Adonc le rat, sans serpe ni couteau,
Y arriva joyeux et esbaudi,
Et du lion (pour vrai) ne s'est gaudi,
Mais dépita chats, chattes, et chatons
Et prisa fort rats, rates et ratons,
Dont il avait trouvé temps favorable
Pour secourir le lion secourable,
Auquel a dit : "Tais-toi, lion lié,
Par moi seras maintenant délié :
Tu le vaux bien, car le cœur joli as ;
Bien y parut quand tu me délias.
Secouru m'as fort lionneusement ;
Or secouru seras rateusement."
On compare le texte suivant extrait de la fable "La Grenouille qui veut se faire aussi grosse que le Boeuf" de La Fontaine (Texte A) et sa source, "La Grenouille éclatée et le Boeuf" de Phèdre (Texte B).
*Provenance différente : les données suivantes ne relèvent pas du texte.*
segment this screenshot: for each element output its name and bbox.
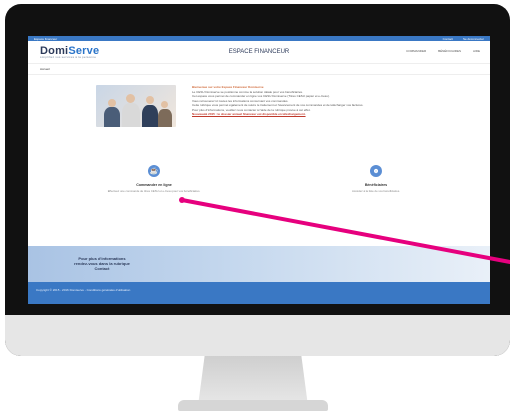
site-header: DomiServe simplifiez vos services à la p… <box>28 41 490 64</box>
main-nav: COMMANDER BÉNÉFICIAIRES AIDE <box>406 49 480 53</box>
nav-aide[interactable]: AIDE <box>473 49 480 53</box>
card-desc: Accédez à la liste de vos bénéficiaires. <box>351 189 401 193</box>
nav-commander[interactable]: COMMANDER <box>406 49 426 53</box>
team-photo <box>96 85 176 127</box>
card-beneficiaires[interactable]: ☻ Bénéficiaires Accédez à la liste de vo… <box>326 165 426 194</box>
nav-beneficiaires[interactable]: BÉNÉFICIAIRES <box>438 49 461 53</box>
action-cards: ☕ Commander en ligne Effectuez une comma… <box>28 137 490 225</box>
intro-warning-link[interactable]: Nouveauté 2015 : le dossier annuel finan… <box>192 112 416 117</box>
card-commander-en-ligne[interactable]: ☕ Commander en ligne Effectuez une comma… <box>104 165 204 194</box>
card-desc: Effectuez une commande de titres CESU et… <box>107 189 201 193</box>
contact-link[interactable]: Contact <box>443 37 453 41</box>
footer-text[interactable]: Copyright © 2015 - 2016 Domiserve - Cond… <box>36 288 130 292</box>
cart-icon: ☕ <box>148 165 160 177</box>
monitor-chin <box>5 315 510 356</box>
topbar-label: Espace financeur <box>34 36 58 41</box>
logo-tagline: simplifiez vos services à la personne <box>40 55 97 59</box>
logout-link[interactable]: Se déconnecter <box>463 37 484 41</box>
intro-text: Bienvenue sur votre Espace Financeur Dom… <box>192 85 416 137</box>
card-title: Bénéficiaires <box>364 183 388 187</box>
monitor-frame: Espace financeur Contact Se déconnecter … <box>5 4 510 356</box>
users-icon: ☻ <box>370 165 382 177</box>
card-title: Commander en ligne <box>136 183 172 187</box>
monitor-stand-neck <box>198 356 308 406</box>
contact-banner: Pour plus d'informations rendez-vous dan… <box>28 246 490 282</box>
banner-message[interactable]: Pour plus d'informations rendez-vous dan… <box>72 256 132 271</box>
screen: Espace financeur Contact Se déconnecter … <box>28 36 490 304</box>
intro-section: Bienvenue sur votre Espace Financeur Dom… <box>28 75 490 137</box>
site-footer: Copyright © 2015 - 2016 Domiserve - Cond… <box>28 282 490 304</box>
monitor-stand-base <box>178 400 328 411</box>
breadcrumb[interactable]: Accueil <box>28 64 490 75</box>
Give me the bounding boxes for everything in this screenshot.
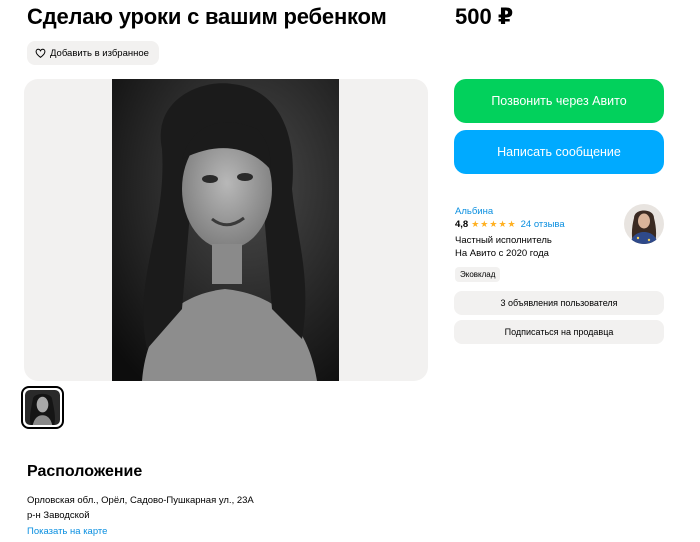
photo-thumbnail[interactable] [21,386,64,429]
seller-since: На Авито с 2020 года [455,248,549,259]
write-message-button[interactable]: Написать сообщение [454,130,664,174]
seller-listings-button[interactable]: 3 объявления пользователя [454,291,664,315]
seller-name-link[interactable]: Альбина [455,206,493,217]
listing-price: 500 ₽ [455,4,514,29]
rating-value: 4,8 [455,219,469,230]
seller-rating: 4,8 ★ ★ ★ ★ ★ 24 отзыва [455,219,565,230]
star-icon: ★ [480,219,489,229]
star-icon: ★ [471,219,480,229]
seller-avatar[interactable] [624,204,664,244]
add-to-favorites-label: Добавить в избранное [50,47,149,59]
show-on-map-link[interactable]: Показать на карте [27,526,107,537]
call-via-avito-button[interactable]: Позвонить через Авито [454,79,664,123]
reviews-link[interactable]: 24 отзыва [521,219,565,230]
main-photo[interactable] [112,79,339,381]
location-address: Орловская обл., Орёл, Садово-Пушкарная у… [27,495,254,506]
star-icon: ★ [498,219,507,229]
listing-title: Сделаю уроки с вашим ребенком [27,4,387,29]
seller-type: Частный исполнитель [455,235,552,246]
star-icon: ★ [507,219,516,229]
photo-gallery[interactable] [24,79,428,381]
star-icon: ★ [489,219,498,229]
subscribe-to-seller-button[interactable]: Подписаться на продавца [454,320,664,344]
seller-badge: Эковклад [455,267,501,282]
rating-stars: ★ ★ ★ ★ ★ [471,220,515,229]
heart-icon [35,48,46,59]
add-to-favorites-button[interactable]: Добавить в избранное [27,41,159,65]
location-heading: Расположение [27,463,143,480]
location-district: р-н Заводской [27,510,90,521]
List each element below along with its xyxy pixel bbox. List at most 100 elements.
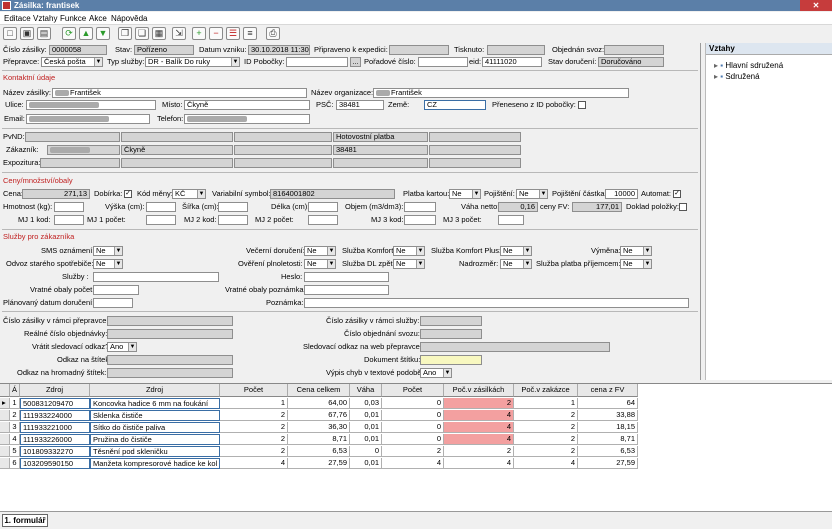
sluzby-field[interactable] xyxy=(93,272,219,282)
misto-field[interactable]: Čkyně xyxy=(184,100,310,110)
remove-list-icon[interactable]: ☰ xyxy=(226,27,240,40)
grid-header-4[interactable]: Počet xyxy=(220,384,288,397)
pojisteni-select[interactable]: Ne ▼ xyxy=(516,189,548,199)
print-icon[interactable]: ⎙ xyxy=(266,27,280,40)
table-row[interactable]: 3 111933221000 Sítko do čističe paliva 2 36,… xyxy=(0,422,638,433)
delka-field[interactable] xyxy=(308,202,338,212)
table-cell[interactable]: 4 xyxy=(382,458,444,469)
grid-header-8[interactable]: Poč.v zásilkách xyxy=(444,384,514,397)
table-cell[interactable]: 0 xyxy=(350,446,382,457)
close-button[interactable]: ✕ xyxy=(800,0,832,11)
table-cell[interactable]: 111933224000 xyxy=(20,410,90,421)
table-cell[interactable]: 27,59 xyxy=(578,458,638,469)
table-cell[interactable]: 103209590150 xyxy=(20,458,90,469)
nadrozmer-select[interactable]: Ne ▼ xyxy=(500,259,532,269)
arrow-up-icon[interactable]: ▲ xyxy=(79,27,93,40)
table-cell[interactable]: 2 xyxy=(514,434,578,445)
zeme-field[interactable]: CZ xyxy=(424,100,486,110)
table-cell[interactable]: 4 xyxy=(514,458,578,469)
table-cell[interactable]: 2 xyxy=(444,398,514,409)
sms-select[interactable]: Ne ▼ xyxy=(93,246,123,256)
menu-funkce[interactable]: Funkce xyxy=(60,14,86,23)
heslo-field[interactable] xyxy=(304,272,389,282)
table-cell[interactable]: Sítko do čističe paliva xyxy=(90,422,220,433)
menu-akce[interactable]: Akce xyxy=(89,14,107,23)
typ-select[interactable]: DR - Balík Do ruky ▼ xyxy=(145,57,240,67)
poznamka-field[interactable] xyxy=(304,298,689,308)
table-cell[interactable]: 0,03 xyxy=(350,398,382,409)
table-cell[interactable]: 0,01 xyxy=(350,410,382,421)
table-cell[interactable]: 0,01 xyxy=(350,434,382,445)
vratne-pozn-field[interactable] xyxy=(304,285,389,295)
mj2kod-field[interactable] xyxy=(218,215,248,225)
grid-header-10[interactable]: cena z FV xyxy=(578,384,638,397)
telefon-field[interactable] xyxy=(184,114,310,124)
grid-header-1[interactable]: Á xyxy=(10,384,20,397)
table-cell[interactable]: 36,30 xyxy=(288,422,350,433)
table-cell[interactable]: 4 xyxy=(444,434,514,445)
table-cell[interactable]: 4 xyxy=(10,434,20,445)
eid-field[interactable]: 41111020 xyxy=(482,57,542,67)
mj3poc-field[interactable] xyxy=(498,215,524,225)
grid-header-0[interactable] xyxy=(0,384,10,397)
expand-icon[interactable]: ▸ xyxy=(714,61,718,70)
table-cell[interactable]: 500831209470 xyxy=(20,398,90,409)
table-cell[interactable]: 6,53 xyxy=(288,446,350,457)
row-selector[interactable] xyxy=(0,458,10,469)
dobirka-checkbox[interactable]: ✓ xyxy=(124,190,132,198)
table-cell[interactable]: 101809332270 xyxy=(20,446,90,457)
row-selector[interactable] xyxy=(0,446,10,457)
arrow-down-icon[interactable]: ▼ xyxy=(96,27,110,40)
tree-item-sdruzena[interactable]: ▸ ▪ Sdružená xyxy=(714,72,832,82)
table-cell[interactable]: Koncovka hadice 6 mm na foukání xyxy=(90,398,220,409)
table-cell[interactable]: Manžeta kompresorové hadice ke kol xyxy=(90,458,220,469)
table-row[interactable]: 2 111933224000 Sklenka čističe 2 67,76 0,01 0 4… xyxy=(0,410,638,421)
row-selector[interactable] xyxy=(0,410,10,421)
grid-header-2[interactable]: Zdroj xyxy=(20,384,90,397)
add-icon[interactable]: + xyxy=(192,27,206,40)
paste-icon[interactable]: ▦ xyxy=(152,27,166,40)
grid-header-6[interactable]: Váha xyxy=(350,384,382,397)
email-field[interactable] xyxy=(26,114,150,124)
refresh-icon[interactable]: ⟳ xyxy=(62,27,76,40)
table-row[interactable]: 5 101809332270 Těsnění pod skleničku 2 6,53 0… xyxy=(0,446,638,457)
sirka-field[interactable] xyxy=(218,202,248,212)
table-cell[interactable]: Těsnění pod skleničku xyxy=(90,446,220,457)
tree-item-hlavni[interactable]: ▸ ▪ Hlavní sdružená xyxy=(714,61,832,71)
vymena-select[interactable]: Ne ▼ xyxy=(620,246,652,256)
platba-kartou-select[interactable]: Ne ▼ xyxy=(449,189,481,199)
table-cell[interactable]: 64,00 xyxy=(288,398,350,409)
table-cell[interactable]: 0 xyxy=(382,410,444,421)
odvoz-select[interactable]: Ne ▼ xyxy=(93,259,123,269)
mj2poc-field[interactable] xyxy=(308,215,338,225)
prepravce-select[interactable]: Česká pošta ▼ xyxy=(41,57,103,67)
komfort-plus-select[interactable]: Ne ▼ xyxy=(500,246,532,256)
table-row[interactable]: 4 111933226000 Pružina do čističe 2 8,71 0,01… xyxy=(0,434,638,445)
grid-header-3[interactable]: Zdroj xyxy=(90,384,220,397)
grid-header-9[interactable]: Poč.v zakázce xyxy=(514,384,578,397)
poj-castka-field[interactable]: 10000 xyxy=(605,189,638,199)
vypis-select[interactable]: Ano ▼ xyxy=(420,368,452,378)
vecerni-select[interactable]: Ne ▼ xyxy=(304,246,336,256)
grid-header-5[interactable]: Cena celkem xyxy=(288,384,350,397)
table-cell[interactable]: 2 xyxy=(382,446,444,457)
table-cell[interactable]: 2 xyxy=(220,434,288,445)
table-cell[interactable]: 27,59 xyxy=(288,458,350,469)
remove-icon[interactable]: − xyxy=(209,27,223,40)
mj1kod-field[interactable] xyxy=(54,215,84,225)
table-cell[interactable]: 6,53 xyxy=(578,446,638,457)
table-cell[interactable]: 0 xyxy=(382,398,444,409)
mj3kod-field[interactable] xyxy=(404,215,436,225)
table-cell[interactable]: 18,15 xyxy=(578,422,638,433)
tab-formular[interactable]: 1. formulář xyxy=(2,514,48,527)
export-icon[interactable]: ⇲ xyxy=(172,27,186,40)
row-selector[interactable] xyxy=(0,422,10,433)
table-cell[interactable]: 4 xyxy=(444,458,514,469)
table-cell[interactable]: 0 xyxy=(382,434,444,445)
table-cell[interactable]: 64 xyxy=(578,398,638,409)
save-as-icon[interactable]: ▤ xyxy=(37,27,51,40)
new-icon[interactable]: □ xyxy=(3,27,17,40)
table-cell[interactable]: 1 xyxy=(220,398,288,409)
nazev-org-field[interactable]: František xyxy=(373,88,629,98)
objem-field[interactable] xyxy=(404,202,436,212)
Comment La Fontaine a-t-il réécrit la fable ?
TEXTE A :
Une Grenouille vit un Boeuf
Qui lui sembla de belle taille.
Elle, qui n'était pas grosse en tout comme un œuf,
Envieuse, s'étend, et s'enfle, et se travaille,
Pour égaler l'animal en grosseur,
Disant : "Regardez bien, ma sœur ;
Est-ce assez ? dites-moi ; n'y suis-je point encore ?
- Nenni. - M'y voici donc ? - Point du tout. - M'y voilà ?
- Vous n'en approchez point." La chétive pécore
S'enfla si bien qu'elle creva.
Le monde est plein de gens qui ne sont pas plus sages :
Tout bourgeois veut bâtir comme les grands seigneurs,
Tout petit prince a des ambassadeurs,
Tout marquis veut avoir des pages.
TEXTE B :
Le petit se perd à vouloir imiter les grands.
Une grenouille vit un Bœuf dans une prairie. Jalouse d'une taille si belle, elle gonfle sa peau ridée ; puis demande à ses petits si elle n'est pas plus grosse que le Bœuf. Ils lui disent que non. De nouveau elle s'enfle, fait plus d'efforts, et demande encore qui est le plus gros. Ils répondent : "C'est le Bœuf." Enfin, de dépit, elle veut se gonfler encore, mais son corps crève, et elle périt.